Verweerder wordt in de door eisers [A] en [B] gemaakte proceskosten veroordeeld, waarbij met toepassing van het Besluit proceskosten bestuursrecht het gewicht van de zaak is bepaald op 1 (gemiddeld) en voor de door een derde beroepsmatig verleende rechtsbijstand (het verschijnen ter zitting) 1 punt wordt toegekend.
III BESLISSING
De rechtbank 's-Gravenhage,
RECHT DOENDE:
verklaart het beroep voor zover ingediend door de stichting Bewonersoverleg Duinoord niet-ontvankelijk;
verklaart het beroep voor zover ingediend door eisers [E], [Z], [AA] en Zweerst ongegrond;
verklaart het beroep voor zover ingediend door de overige eisers gegrond;
vernietigt het bestreden besluit;
verklaart het door [CC] gemaakte bezwaar niet-ontvankelijk;
bepaalt dat deze uitspraak in zoverre in de plaats treedt van het vernietigde besluit;
draagt verweerder op een nieuw besluit te nemen met inachtneming van hetgeen in deze uitspraak is overwogen;
bepaalt dat verweerder aan eisers het door hen betaalde griffierecht, te weten € 150,00 vergoedt;
veroordeelt verweerder in de door eisers gemaakte proceskosten tot een bedrag van € 322,00, welk bedrag aan eisers [A] en [B] moet worden vergoed.
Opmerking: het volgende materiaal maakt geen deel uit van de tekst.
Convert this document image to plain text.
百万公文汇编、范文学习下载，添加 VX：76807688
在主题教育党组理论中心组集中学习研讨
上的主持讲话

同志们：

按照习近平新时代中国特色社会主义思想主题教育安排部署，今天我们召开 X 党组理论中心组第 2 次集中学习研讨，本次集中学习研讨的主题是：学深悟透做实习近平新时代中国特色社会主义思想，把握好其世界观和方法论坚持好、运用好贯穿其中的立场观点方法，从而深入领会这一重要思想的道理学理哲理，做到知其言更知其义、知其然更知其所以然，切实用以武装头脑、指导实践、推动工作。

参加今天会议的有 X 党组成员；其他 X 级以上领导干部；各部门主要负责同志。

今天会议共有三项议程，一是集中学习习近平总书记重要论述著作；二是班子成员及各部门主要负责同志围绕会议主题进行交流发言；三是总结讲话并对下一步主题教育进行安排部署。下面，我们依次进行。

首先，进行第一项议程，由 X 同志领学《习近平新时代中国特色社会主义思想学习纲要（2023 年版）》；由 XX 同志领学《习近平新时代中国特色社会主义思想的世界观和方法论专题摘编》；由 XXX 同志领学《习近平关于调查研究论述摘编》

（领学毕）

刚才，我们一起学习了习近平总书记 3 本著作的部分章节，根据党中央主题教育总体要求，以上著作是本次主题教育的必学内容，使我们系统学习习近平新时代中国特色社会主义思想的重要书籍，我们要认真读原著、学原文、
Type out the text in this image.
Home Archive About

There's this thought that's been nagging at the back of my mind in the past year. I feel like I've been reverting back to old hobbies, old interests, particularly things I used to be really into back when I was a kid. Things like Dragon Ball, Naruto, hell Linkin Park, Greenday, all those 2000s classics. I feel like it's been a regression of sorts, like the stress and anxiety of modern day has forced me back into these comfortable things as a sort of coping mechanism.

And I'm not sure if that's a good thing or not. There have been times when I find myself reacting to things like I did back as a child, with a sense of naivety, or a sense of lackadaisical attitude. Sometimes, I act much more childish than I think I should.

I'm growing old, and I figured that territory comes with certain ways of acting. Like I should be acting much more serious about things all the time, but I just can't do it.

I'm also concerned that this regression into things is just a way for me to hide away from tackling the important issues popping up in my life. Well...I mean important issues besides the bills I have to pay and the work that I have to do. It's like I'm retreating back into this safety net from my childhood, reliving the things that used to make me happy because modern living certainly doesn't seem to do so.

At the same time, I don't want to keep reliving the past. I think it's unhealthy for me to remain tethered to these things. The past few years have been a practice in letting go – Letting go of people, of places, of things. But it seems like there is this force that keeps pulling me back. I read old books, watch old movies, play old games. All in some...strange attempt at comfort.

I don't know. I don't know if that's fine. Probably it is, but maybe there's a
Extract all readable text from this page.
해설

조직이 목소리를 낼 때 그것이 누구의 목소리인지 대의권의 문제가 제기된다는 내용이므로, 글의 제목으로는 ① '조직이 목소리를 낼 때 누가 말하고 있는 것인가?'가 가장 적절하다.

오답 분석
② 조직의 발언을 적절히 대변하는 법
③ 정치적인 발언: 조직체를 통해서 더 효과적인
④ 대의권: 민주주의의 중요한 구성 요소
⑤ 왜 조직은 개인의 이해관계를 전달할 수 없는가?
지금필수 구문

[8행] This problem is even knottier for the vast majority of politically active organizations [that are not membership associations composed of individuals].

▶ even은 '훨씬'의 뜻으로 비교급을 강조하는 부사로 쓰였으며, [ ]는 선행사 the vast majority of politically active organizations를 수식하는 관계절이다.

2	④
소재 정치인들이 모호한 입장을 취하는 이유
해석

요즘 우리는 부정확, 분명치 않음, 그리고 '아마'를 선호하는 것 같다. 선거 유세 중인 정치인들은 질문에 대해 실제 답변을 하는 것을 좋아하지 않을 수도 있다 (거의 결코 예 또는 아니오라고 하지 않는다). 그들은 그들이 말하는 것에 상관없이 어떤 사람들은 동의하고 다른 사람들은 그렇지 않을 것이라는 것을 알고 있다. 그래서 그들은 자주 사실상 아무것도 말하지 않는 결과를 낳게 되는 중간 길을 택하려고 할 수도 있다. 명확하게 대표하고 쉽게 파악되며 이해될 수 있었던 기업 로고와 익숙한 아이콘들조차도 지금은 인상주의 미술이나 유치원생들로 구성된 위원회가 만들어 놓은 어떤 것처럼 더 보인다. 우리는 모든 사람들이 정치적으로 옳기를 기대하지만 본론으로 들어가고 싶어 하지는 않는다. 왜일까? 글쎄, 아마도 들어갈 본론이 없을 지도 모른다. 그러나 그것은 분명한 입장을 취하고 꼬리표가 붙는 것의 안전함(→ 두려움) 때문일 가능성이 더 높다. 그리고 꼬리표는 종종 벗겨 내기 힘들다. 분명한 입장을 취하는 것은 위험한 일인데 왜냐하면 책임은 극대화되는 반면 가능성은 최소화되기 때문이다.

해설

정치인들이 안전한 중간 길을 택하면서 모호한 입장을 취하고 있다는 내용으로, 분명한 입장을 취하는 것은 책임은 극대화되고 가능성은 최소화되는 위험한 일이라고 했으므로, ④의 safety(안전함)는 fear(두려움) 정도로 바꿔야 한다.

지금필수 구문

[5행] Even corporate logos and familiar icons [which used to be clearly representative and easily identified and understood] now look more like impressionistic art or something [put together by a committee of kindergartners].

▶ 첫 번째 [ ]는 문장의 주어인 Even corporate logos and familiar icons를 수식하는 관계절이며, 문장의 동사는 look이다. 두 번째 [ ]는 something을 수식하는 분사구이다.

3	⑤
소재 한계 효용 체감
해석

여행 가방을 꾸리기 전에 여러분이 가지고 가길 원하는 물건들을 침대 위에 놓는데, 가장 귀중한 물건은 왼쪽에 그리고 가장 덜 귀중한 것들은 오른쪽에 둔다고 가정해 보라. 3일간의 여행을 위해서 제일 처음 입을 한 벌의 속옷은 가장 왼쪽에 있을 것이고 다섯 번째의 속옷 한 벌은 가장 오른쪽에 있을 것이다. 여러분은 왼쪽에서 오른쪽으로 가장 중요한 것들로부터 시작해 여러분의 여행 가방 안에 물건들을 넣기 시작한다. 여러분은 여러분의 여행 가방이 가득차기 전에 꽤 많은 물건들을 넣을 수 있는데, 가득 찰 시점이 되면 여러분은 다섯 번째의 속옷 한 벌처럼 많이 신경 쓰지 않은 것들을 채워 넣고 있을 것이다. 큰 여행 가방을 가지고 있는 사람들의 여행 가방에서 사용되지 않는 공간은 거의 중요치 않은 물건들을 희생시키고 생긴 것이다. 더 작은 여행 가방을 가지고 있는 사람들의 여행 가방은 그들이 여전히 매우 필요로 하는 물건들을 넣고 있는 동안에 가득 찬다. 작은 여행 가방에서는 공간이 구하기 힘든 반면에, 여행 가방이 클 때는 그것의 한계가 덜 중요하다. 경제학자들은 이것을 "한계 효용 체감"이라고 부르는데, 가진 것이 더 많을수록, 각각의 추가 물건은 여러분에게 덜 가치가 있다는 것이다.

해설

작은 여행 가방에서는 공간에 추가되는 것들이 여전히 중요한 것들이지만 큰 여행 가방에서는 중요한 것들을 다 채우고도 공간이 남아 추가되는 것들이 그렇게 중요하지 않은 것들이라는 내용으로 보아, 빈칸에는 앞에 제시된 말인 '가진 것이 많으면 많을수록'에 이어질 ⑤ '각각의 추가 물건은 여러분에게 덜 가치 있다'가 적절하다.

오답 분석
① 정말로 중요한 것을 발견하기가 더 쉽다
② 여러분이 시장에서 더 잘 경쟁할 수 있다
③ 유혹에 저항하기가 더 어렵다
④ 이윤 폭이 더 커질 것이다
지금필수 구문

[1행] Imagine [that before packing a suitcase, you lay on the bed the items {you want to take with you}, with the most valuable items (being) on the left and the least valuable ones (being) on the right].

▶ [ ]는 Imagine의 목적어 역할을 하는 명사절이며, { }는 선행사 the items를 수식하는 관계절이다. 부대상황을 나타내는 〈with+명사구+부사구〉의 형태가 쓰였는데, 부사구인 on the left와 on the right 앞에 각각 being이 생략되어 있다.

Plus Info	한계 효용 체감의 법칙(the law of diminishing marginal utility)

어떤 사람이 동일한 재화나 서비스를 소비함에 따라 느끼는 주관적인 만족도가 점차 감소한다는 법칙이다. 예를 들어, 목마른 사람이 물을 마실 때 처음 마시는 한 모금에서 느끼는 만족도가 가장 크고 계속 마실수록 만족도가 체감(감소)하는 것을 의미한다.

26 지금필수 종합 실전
Aldus vastgesteld door mr. H.P.M. Meskers, mr. I.A.M. Kroft en mr. W.E. Doolaard, in tegenwoordigheid van de griffier drs. A.C.P. Witsiers.
Uitgesproken in het openbaar op 9 maart 2011.
RECHTSMIDDEL
Tegen deze uitspraak kan binnen zes weken na verzending daarvan hoger beroep worden ingesteld bij de Afdeling bestuursrechtspraak van de Raad van State.